No, she didn't begrudge Tullia. It was hard to when her friend talked with such fervour about the giants that use to live on Gozo, of the enchanted lace the witches there wove - in silver as well as silk. Her friend painted the world in bright colours, and Astoria was happy to take it all in.

"So you haven't heard from Iain all summer?" Astoria almost did a double-take at Tullia's left turn in the conversation.

"Erm, no, but I wasn't expecting to." She shifted in her seat, suddenly uncomfortable with her friend's intense energy now focused on her. "I mean… I saw him briefly on the platform, but he was talking with Roger Davies. He seemed pretty keen to play on the team this year."

"Yeah, he wants a Chaser position. I bet he'll get it too - he's an excellent flyer." Her eyes gleamed with that quintessentially-Tullian enthusiasm. "We've got a solid chance, I reckon. Marcus Flint, that oversized lump of clay, graduated - thank the lucky stars - so Slytherin will be starting from scratch almost. And Oliver Wood's gone as well, so Gryffindor will be in the same situation… what?" Her friend trailed off when she realized Astoria was shaking her head.

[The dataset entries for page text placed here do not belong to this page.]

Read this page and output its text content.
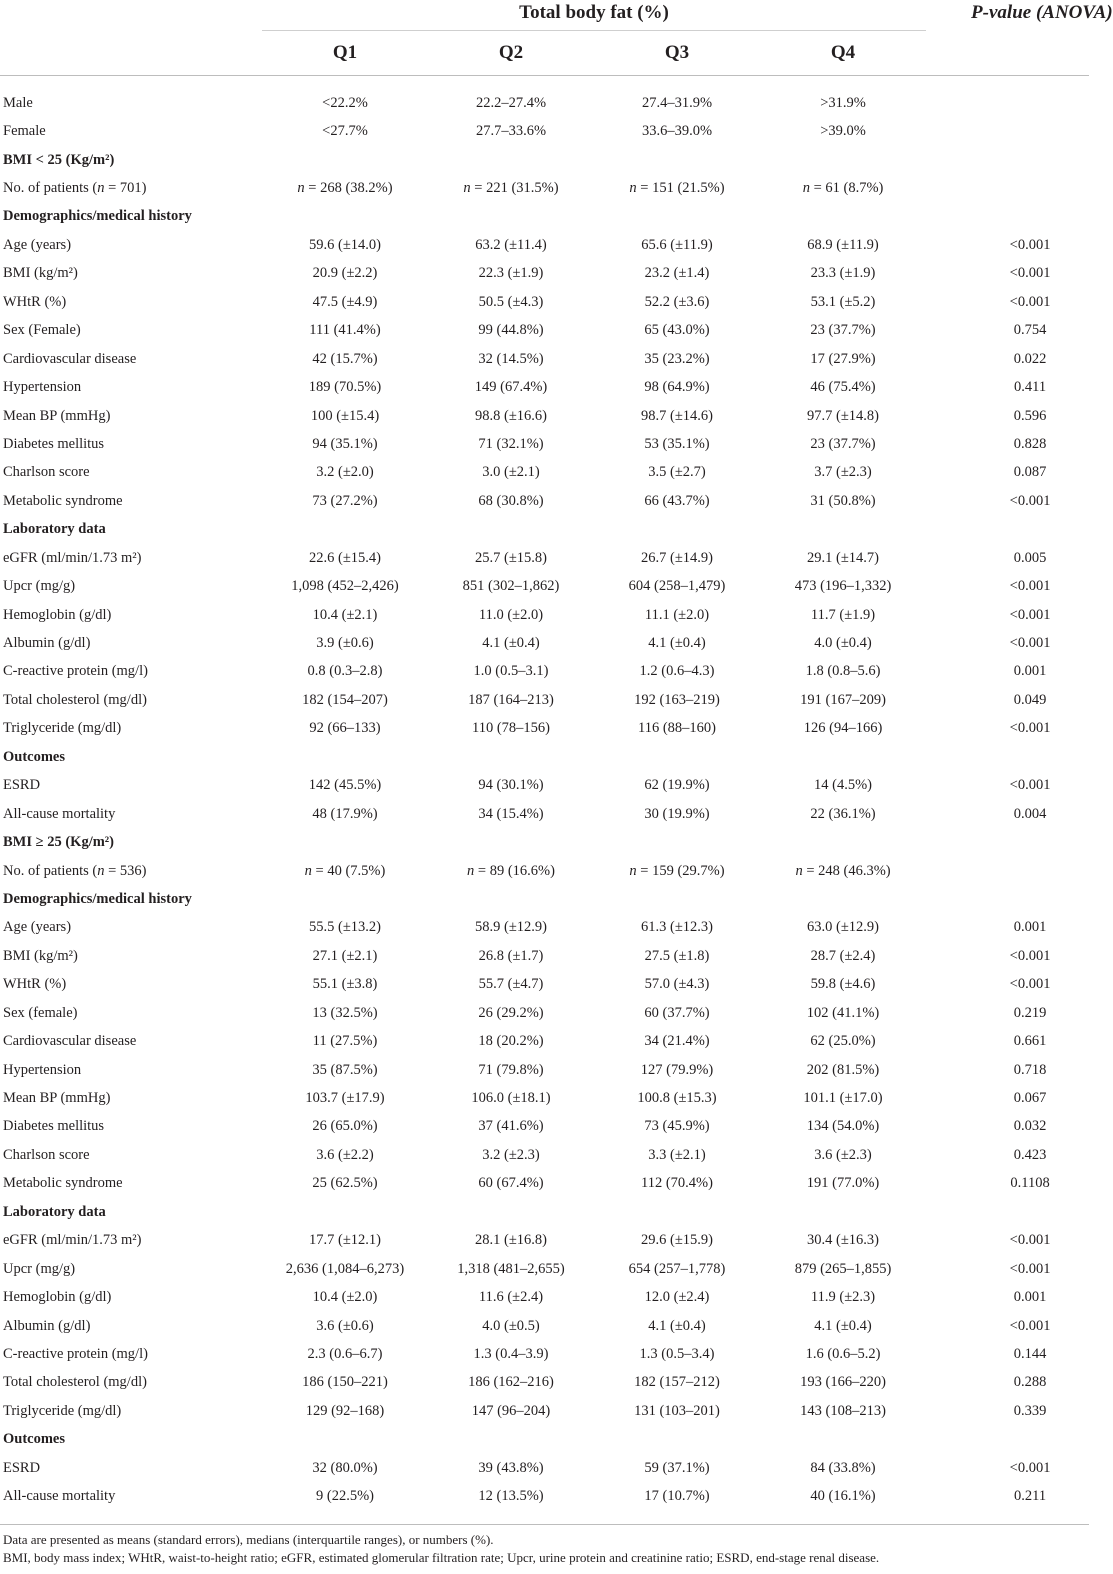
	Total body fat (%)				P-value (ANOVA)
	Q1	Q2	Q3	Q4	

Male	<22.2%	22.2–27.4%	27.4–31.9%	>31.9%	
Female	<27.7%	27.7–33.6%	33.6–39.0%	>39.0%	
BMI < 25 (Kg/m²)					
No. of patients (n = 701)	n = 268 (38.2%)	n = 221 (31.5%)	n = 151 (21.5%)	n = 61 (8.7%)	
Demographics/medical history					
Age (years)	59.6 (±14.0)	63.2 (±11.4)	65.6 (±11.9)	68.9 (±11.9)	<0.001
BMI (kg/m²)	20.9 (±2.2)	22.3 (±1.9)	23.2 (±1.4)	23.3 (±1.9)	<0.001
WHtR (%)	47.5 (±4.9)	50.5 (±4.3)	52.2 (±3.6)	53.1 (±5.2)	<0.001
Sex (Female)	111 (41.4%)	99 (44.8%)	65 (43.0%)	23 (37.7%)	0.754
Cardiovascular disease	42 (15.7%)	32 (14.5%)	35 (23.2%)	17 (27.9%)	0.022
Hypertension	189 (70.5%)	149 (67.4%)	98 (64.9%)	46 (75.4%)	0.411
Mean BP (mmHg)	100 (±15.4)	98.8 (±16.6)	98.7 (±14.6)	97.7 (±14.8)	0.596
Diabetes mellitus	94 (35.1%)	71 (32.1%)	53 (35.1%)	23 (37.7%)	0.828
Charlson score	3.2 (±2.0)	3.0 (±2.1)	3.5 (±2.7)	3.7 (±2.3)	0.087
Metabolic syndrome	73 (27.2%)	68 (30.8%)	66 (43.7%)	31 (50.8%)	<0.001
Laboratory data					
eGFR (ml/min/1.73 m²)	22.6 (±15.4)	25.7 (±15.8)	26.7 (±14.9)	29.1 (±14.7)	0.005
Upcr (mg/g)	1,098 (452–2,426)	851 (302–1,862)	604 (258–1,479)	473 (196–1,332)	<0.001
Hemoglobin (g/dl)	10.4 (±2.1)	11.0 (±2.0)	11.1 (±2.0)	11.7 (±1.9)	<0.001
Albumin (g/dl)	3.9 (±0.6)	4.1 (±0.4)	4.1 (±0.4)	4.0 (±0.4)	<0.001
C-reactive protein (mg/l)	0.8 (0.3–2.8)	1.0 (0.5–3.1)	1.2 (0.6–4.3)	1.8 (0.8–5.6)	0.001
Total cholesterol (mg/dl)	182 (154–207)	187 (164–213)	192 (163–219)	191 (167–209)	0.049
Triglyceride (mg/dl)	92 (66–133)	110 (78–156)	116 (88–160)	126 (94–166)	<0.001
Outcomes					
ESRD	142 (45.5%)	94 (30.1%)	62 (19.9%)	14 (4.5%)	<0.001
All-cause mortality	48 (17.9%)	34 (15.4%)	30 (19.9%)	22 (36.1%)	0.004
BMI ≥ 25 (Kg/m²)					
No. of patients (n = 536)	n = 40 (7.5%)	n = 89 (16.6%)	n = 159 (29.7%)	n = 248 (46.3%)	
Demographics/medical history					
Age (years)	55.5 (±13.2)	58.9 (±12.9)	61.3 (±12.3)	63.0 (±12.9)	0.001
BMI (kg/m²)	27.1 (±2.1)	26.8 (±1.7)	27.5 (±1.8)	28.7 (±2.4)	<0.001
WHtR (%)	55.1 (±3.8)	55.7 (±4.7)	57.0 (±4.3)	59.8 (±4.6)	<0.001
Sex (female)	13 (32.5%)	26 (29.2%)	60 (37.7%)	102 (41.1%)	0.219
Cardiovascular disease	11 (27.5%)	18 (20.2%)	34 (21.4%)	62 (25.0%)	0.661
Hypertension	35 (87.5%)	71 (79.8%)	127 (79.9%)	202 (81.5%)	0.718
Mean BP (mmHg)	103.7 (±17.9)	106.0 (±18.1)	100.8 (±15.3)	101.1 (±17.0)	0.067
Diabetes mellitus	26 (65.0%)	37 (41.6%)	73 (45.9%)	134 (54.0%)	0.032
Charlson score	3.6 (±2.2)	3.2 (±2.3)	3.3 (±2.1)	3.6 (±2.3)	0.423
Metabolic syndrome	25 (62.5%)	60 (67.4%)	112 (70.4%)	191 (77.0%)	0.1108
Laboratory data					
eGFR (ml/min/1.73 m²)	17.7 (±12.1)	28.1 (±16.8)	29.6 (±15.9)	30.4 (±16.3)	<0.001
Upcr (mg/g)	2,636 (1,084–6,273)	1,318 (481–2,655)	654 (257–1,778)	879 (265–1,855)	<0.001
Hemoglobin (g/dl)	10.4 (±2.0)	11.6 (±2.4)	12.0 (±2.4)	11.9 (±2.3)	0.001
Albumin (g/dl)	3.6 (±0.6)	4.0 (±0.5)	4.1 (±0.4)	4.1 (±0.4)	<0.001
C-reactive protein (mg/l)	2.3 (0.6–6.7)	1.3 (0.4–3.9)	1.3 (0.5–3.4)	1.6 (0.6–5.2)	0.144
Total cholesterol (mg/dl)	186 (150–221)	186 (162–216)	182 (157–212)	193 (166–220)	0.288
Triglyceride (mg/dl)	129 (92–168)	147 (96–204)	131 (103–201)	143 (108–213)	0.339
Outcomes					
ESRD	32 (80.0%)	39 (43.8%)	59 (37.1%)	84 (33.8%)	<0.001
All-cause mortality	9 (22.5%)	12 (13.5%)	17 (10.7%)	40 (16.1%)	0.211

Data are presented as means (standard errors), medians (interquartile ranges), or numbers (%).
BMI, body mass index; WHtR, waist-to-height ratio; eGFR, estimated glomerular filtration rate; Upcr, urine protein and creatinine ratio; ESRD, end-stage renal disease.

"Oh, don't let me derail you. Or perhaps you'd like to go find Roger Davies yourself and talk strategy?"

"Funny, very funny, Greengrass. I see you've kept your sarcasm sharp while I was away. Excellent, excellent." She raised up her biscuit tin. "Another imqaret?"


It felt especially dark and late when they arrived at Hogwarts at last. Heavy clouds threatened rain, but they held off until their horseless carriage arrived at the castle. Dinner felt endless, especially with the dull-as-paint speech the new Defence Against the Dark Arts professor gave. It wasn't until Astoria was in her dorm, about to climb into bed, that the heavens opened and rain began to pour down. Year three had begun at last.